Menurut
sebagian ahli tasawuf ‘jiwa’ adalah ‘ruh’ setelah bersatu dengan jasad,
penyatuan ruh dengan jasad melahirkan
pengaruh yang ditimbulkan oleh jasad terhadap
ruh. Sebab dari pengaruh-pengaruh ini muncullah kebutuhan-kebutuhan
jasad yang dibangun oleh ruh.[1]
Oleh karena itu, bisa dikatakan bahwa jiwa merupakan subjek dari kegiatan
“spiritual”. Penyatuan dari jiwa dan ruh itulah untuk mencapai kebutuhan akan
Tuhan. Dalam rangka untuk mencerminkan sifat-sifat Tuhan dibutuhkan
standarisasi pengosongan jiwa, sehingga eksistensi jiwa dapat memberikan
keseimbangan dalam menyatu dengan ruh.
Jiwa
sebagaimana yang telah digambarkan oleh seorang tokoh sufi adalah suatu alam
yang tak terukur besarnya, ia adalah keseluruhan alam semesta, karena ia adalah
salinan dari-Nya, segala hal yang ada di dalam alam semesta terjumpai di dalam
jiwa, hal yang sama segala apa yang terdapat di dalam jiwa ada di alam semesta,
oleh sebab inilah, maka ia yang telah menguasai alam semesta, sebagaimana juga ia yang telah diperintah oleh jiwanya
pasti diperintah oleh seluruh alam semesta.[2]
Ruh
merupakan jagat spiritualitas yang memiliki dimensi yang terkesan Maha Luas,
tak tersenuth (untouchable), jauh di luar sana (beyond).[3]
Disanalah ia menjadi wadah atau bungkus bagi sesuatu yang bersifat rahasia. Dalam
bahasa sufisme ia adalah sesuatu yang bersifat esoterisme (bathiniyah) atau
spiritual. Dalam esoterisme mengalir spiritualitas agama-agama. Dengan melihat
sisi esoterisme ajaran agama atau ajaran agama kerohanian, maka manusia akan
dibawa kepada apa yang merupakan hakikat dari panggilan manusia.
Dari
sanalah jalan hidup orang-orang beriman pada umumnya ditujukan untuk
mendapatkan kebahagiaan setelah kematian, suatu keadaan yang dapat dicapai
melalui cara tidak langsung dan keikutsertaan simbolis dalam kebenaran Tuhan,
dengan melaksanakan perbuatan-perbuatan yang telah ditentukan.
Dalam
dunia kesufian ‘jiwa’ atau ‘ruh’ atau ‘hati’ juga merupakan pusat vital
organisme kehidupan dan juga, dalam kenyataan yang lebih halus, merupakan
“tempat duduk” dari suatu hakikat yang mengatasi setiap bentuk pribadi.[4]

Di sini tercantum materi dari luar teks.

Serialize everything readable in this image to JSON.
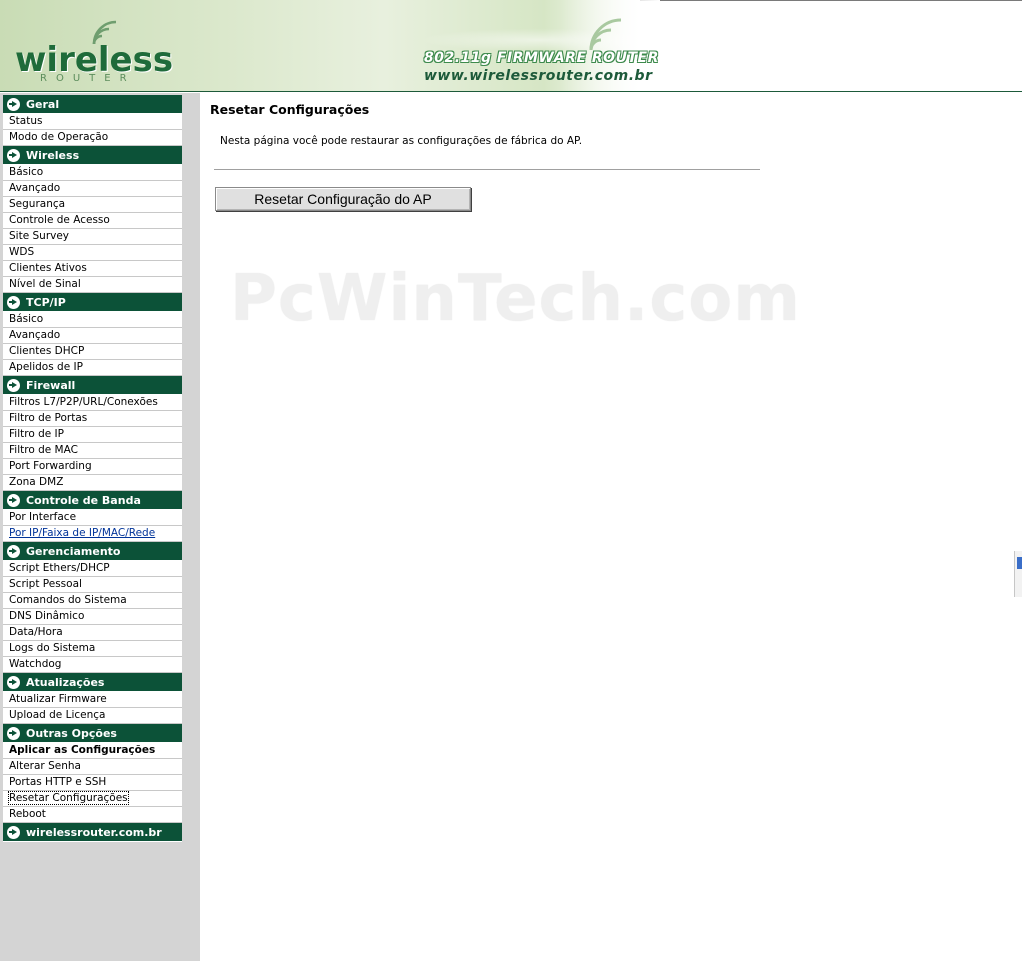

Para sufi mengekspresikan diri mereka
dalam suatu bahasa yang sangat dekat kepada apa yang ada dalam al-Qur'an dan
ekspresi ringkas terpadu mereka yang telah mencakup seluruh esensi ajaran.
Kebenaran-kebenaran
ajarannya mudah mengarah pada perkembangan tanpa batas dan karena peradaban
Islam telah menyerap warisan budaya pra-Islam tertentu, para guru sufi dapat
mengajarkan warisannya dalam bentuk lisan atau tulisan. Mereka menggunakan
gagasan-gagasan pinjaman yang telah ada dari warisan-warisan masa lalu cukup
memadai guna menyatakan kebenaran-kebenaran yang harus dapat diterima jangkauan
akal manusia waktu itu dan yang telah tersirat dalam simbolisme sufi yang ketat
dalam suatu bentuk praktek yang singkat.
Dari
warisan-warisan yang telah ada – yaitu
kebenaran-kebenaran hakiki – dari para kaum sufi, maka terciptalah
prilaku-prilaku yang memiliki tujuan objektif (Tuhan) tidak lain seperti halnya
esoterisme dalam agama-agama tertentu, langkah awal untuk menjadikan umatnya
mencari tujuan yang objektif, mereka memiliki metode-metode khusus untuk menggali
tingkat spiritualitasnya.
Sebagaimana
telah tampak bahwa kegersangan spiritual
semakin meluas hal itu terdapat pada masyarakat modern, maka pengalaman keagamaan
semakin didambakan orang untuk mendapatkan manisnya spiritualitas (the taste
of spirituality).[5]
The taste of spirituality, bukanlah diskursus pemikiran, melainkan ia
merupakan diskursus rasa dan pengalaman yang erat kaitannya dengan makna hidup.[6]
Dalam
khazanah Islam, pengalaman keagamaan tertinggi yang pernah berhasil dicapai
oleh manusia adalah peristiwa “mi’raj” Nabi Muhammad Saw, sehingga peristiwa
ini menjadi inspirasi yang selalu dirindukan hampir semua orang, bahkan apapun
agamanya. Di sinilah muncul salah satu
alasan bahwa pengalaman spiritualitas sangat didambakan oleh manusia dengan
berbagai macam dan bentuknya. Dan untuk menggapai pengalaman-pengalaman
spiritualits itu, maka diperlukan upacara-upacara khusus guna mencapainya.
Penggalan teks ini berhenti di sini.